Gli assalitori sono fuggiti all’arrivo della polizia. Deep, sostenitrice dell’Istitute of Peace and Secular Studies, racconta: “Ci siamo rifiutati di lasciare la stazione di polizia e siamo rimasti lì fino alle 23.30, fino a che [la polizia] non ha presentato il primo rapporto”.

Anche assistere alle udienze in tribunale è stato doloroso. Gli accusatori e i giornalisti sono stati umiliati da gruppi religiosi durante il processo. Deep ricorda che “gli accusati continuavano a ridere mentre un giornalista attaccato forniva la sua testimonianza. Uno dei membri del gruppo – continua la donna – mi ha mostrato il dito medio quando il giudice ha fatto una pausa. Avevano la stessa età dei miei figli: mi sono sentita indifesa. Questo è quello che accade quando la religione viene utilizzata in politica e le persone che la interpretano male sono al potere”.

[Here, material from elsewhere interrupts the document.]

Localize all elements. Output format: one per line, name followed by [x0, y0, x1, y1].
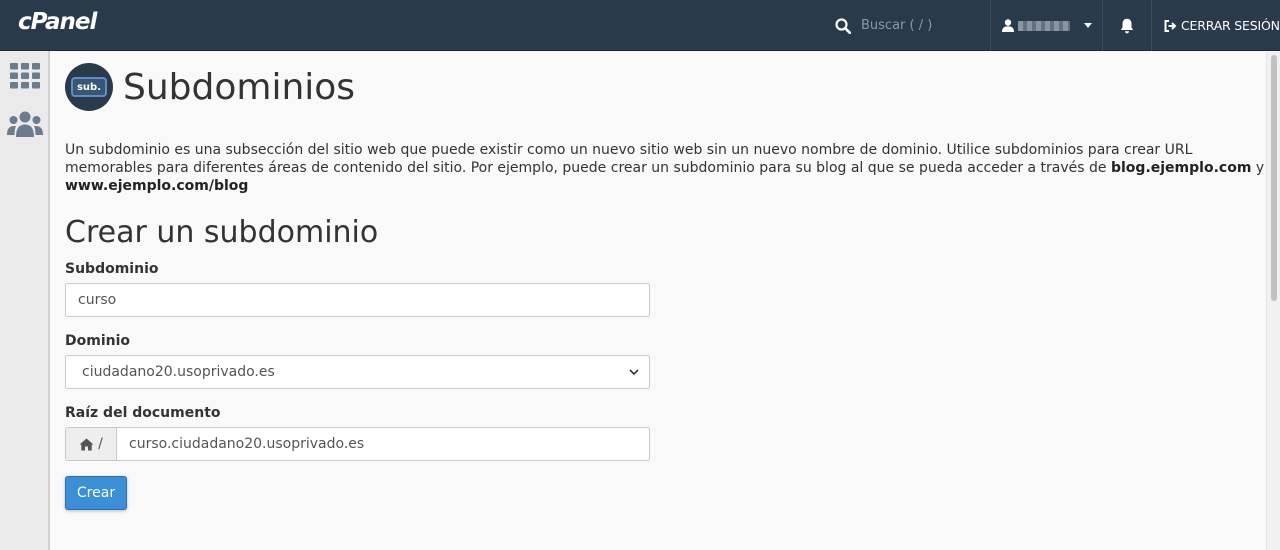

A seguito dell’attacco, che ha messo a tacere il gruppi cristiani per i diritti umani, Deep ha organizzato proteste alla rotonda Liberty di Lahore, ogni fine settimana per tre mesi consecutivi.

La condanna dà però coraggio alle organizzazioni per i diritti umani nel Paese islamico e riconferma in parte la loro fiducia nel sistema. Samson Salamat, un altro accusatore nel processo, lo definisce “un buon inizio”. L’uomo si è infortunato il polso destro quando uno degli assalitori, col volto coperto da una sciarpa, ha tirato via il manifesto col ritratto del governatore. Samson dice di aver sentito dire: “Ti daremo una lezione per aver osservato il brsi (anniversario della morte) di un kafir (infedele)”.

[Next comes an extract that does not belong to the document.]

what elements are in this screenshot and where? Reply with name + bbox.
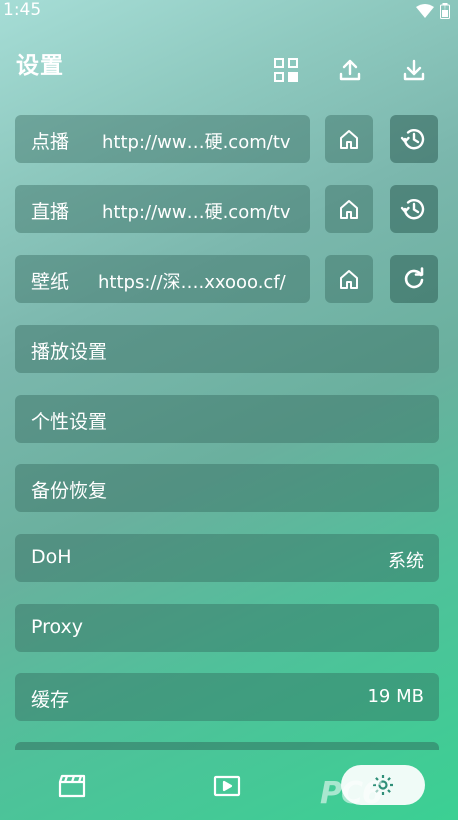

Samson, che è direttore del Centro per l’educazione ai diritti umani, ha detto: “Apprezziamo le corti per aver affrontato i fanatici religiosi e coloro che organizzano assalti violenti. Nonostante ciò – avverte l’uomo – il principale colpevole, che appartiene ad una madrassa, non è stato ancora trovato e chiediamo il suo processo urgente. Ringraziamo anche i media che hanno fatto delle riprese tempestive e hanno aiutato nell’identificazione dei colpevoli”.